Over the next year, White expanded this concept into his book on the Senate. It was a labor of love for White. He acknowledged that the institution had its share of big egos and headline hunters, but observed that they operated with “a certain grace and a good healthy dash of self-humor.” More important, he believed, was the Senate’s overriding sense of national responsibility. “It was, in short, a forum largely of big men.” The members of what White called the Senate’s “inner club” imposed limitations on political demagoguery, placed a high value on manners, and operated on a bipartisan basis of compromise and consensus. To some observers all this respect and affection for the Senate by senators seemed “fusty,” but White insisted that it was the very fustiness that appealed to him. His efforts to explain, justify, and eulogize the “Senate type” provided the core of his popular book.
. . . The Senate type is, speaking broadly, a man for whom the Institution is a career in itself, a life in itself and an end in itself. This Senate type is not always free of Presidential ambition. . . . But the important fact is that when the Senate type thinks of the Presidency he thinks of it as only another and not as really a higher ambition. . . .
The Senate type makes the Institution his home in an almost literal sense, and certainly in a deeply emotional sense. His head swims with its history, its lore and the accounts of past personnel and deeds and purposes. To him, precedent has an almost mystical meaning and where the common run of members will reflect twice at least before creating a precedent, the Senate type will reflect so long and so often that nine times out of ten he will have nothing to do with a project at all. . . .

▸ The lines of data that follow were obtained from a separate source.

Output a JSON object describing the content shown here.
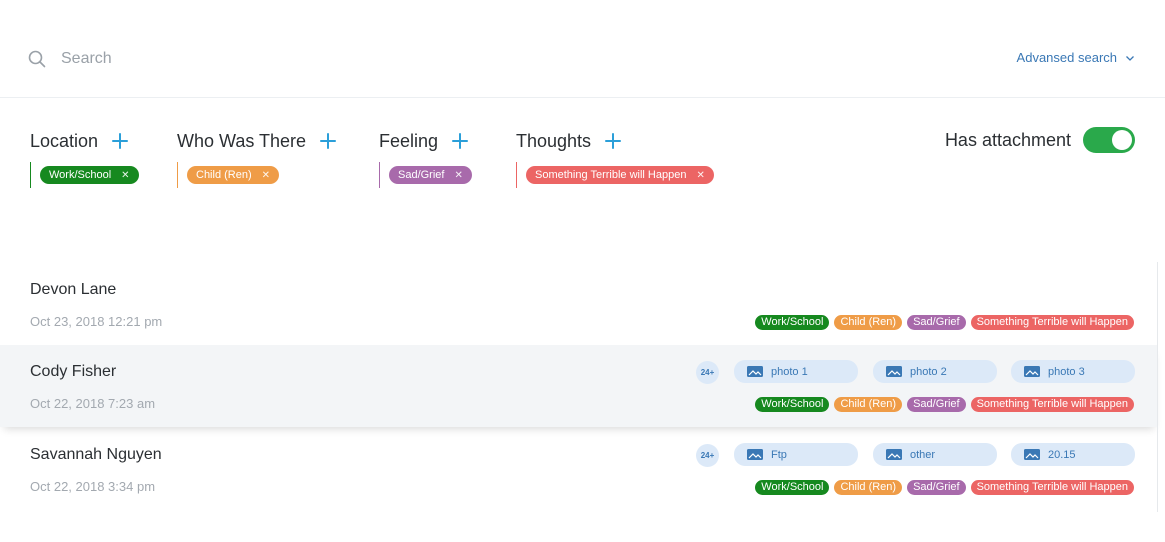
{
  "search": {
    "placeholder": "Search",
    "advanced_label": "Advansed search"
  },
  "filters": [
    {
      "title": "Location",
      "chip": "Work/School"
    },
    {
      "title": "Who Was There",
      "chip": "Child (Ren)"
    },
    {
      "title": "Feeling",
      "chip": "Sad/Grief"
    },
    {
      "title": "Thoughts",
      "chip": "Something Terrible will Happen"
    }
  ],
  "has_attachment": {
    "label": "Has attachment",
    "on": true
  },
  "entries": [
    {
      "name": "Devon Lane",
      "date": "Oct 23, 2018 12:21 pm",
      "tags": [
        "Work/School",
        "Child (Ren)",
        "Sad/Grief",
        "Something Terrible will Happen"
      ]
    },
    {
      "name": "Cody Fisher",
      "date": "Oct 22, 2018 7:23 am",
      "count": "24+",
      "attachments": [
        "photo 1",
        "photo 2",
        "photo 3"
      ],
      "tags": [
        "Work/School",
        "Child (Ren)",
        "Sad/Grief",
        "Something Terrible will Happen"
      ]
    },
    {
      "name": "Savannah Nguyen",
      "date": "Oct 22, 2018 3:34 pm",
      "count": "24+",
      "attachments": [
        "Ftp",
        "other",
        "20.15"
      ],
      "tags": [
        "Work/School",
        "Child (Ren)",
        "Sad/Grief",
        "Something Terrible will Happen"
      ]
    }
  ],
  "colors": {
    "location": "#16891f",
    "who": "#ef9c47",
    "feeling": "#a86aab",
    "thoughts": "#ec6564",
    "accent": "#2b9fd9",
    "toggle_on": "#2aa94b",
    "link": "#3a78b5"
  },
  "icons": [
    "search-icon",
    "chevron-down-icon",
    "plus-icon",
    "close-icon",
    "image-icon"
  ]
}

This Senate type knows, with the surest touch in the world, precisely how to treat his colleagues, Outer Club as well as Inner Club. He is nearly always a truly compassionate man, very slow to condemn his brothers. And not even the imminent approach of a great war can disturb him more than the approach of what he may regard as adequate evidence that the Senate may in one crisis or another be losing not the affection of the country (for which he has no great care) but the respect of the country.1
During the 1950s, White noticed that most of the Senate’s real work occurred in “places even more remote than committee rooms.” Deals were being cut in the cloakrooms and hideaway offices in the Capitol, where White could not enter, but about which he could learn from his “network of amiable informers.” His chief informer, Lyndon Johnson, served as Senate majority leader from 1955 to 1961. Harboring presidential ambitions and keen on favorable publicity from the nation’s leading newspaper, Johnson cultivated the friendship of the New York Times correspondent and took pains to explain to him how the Senate worked. In many ways it was Johnson who inspired and shaped White’s writing about the “inner club,” particularly his efforts to explain why he had waited to move against the reckless Joe McCarthy until after the Wisconsin senator had attacked some of the more respected members of the Senate, as he inevitably would do. White absorbed these views and reflected them, adding a highly complimentary analysis of Johnson’s leadership style into his book. Not surprisingly, Lyndon Johnson made sure that each new senator received a copy of Citadel, to turn green freshmen into “Senate types.”
1. William S. White, Citadel, The Story of the U.S. Senate (New York: Harper & Brothers, 1956), 84-6.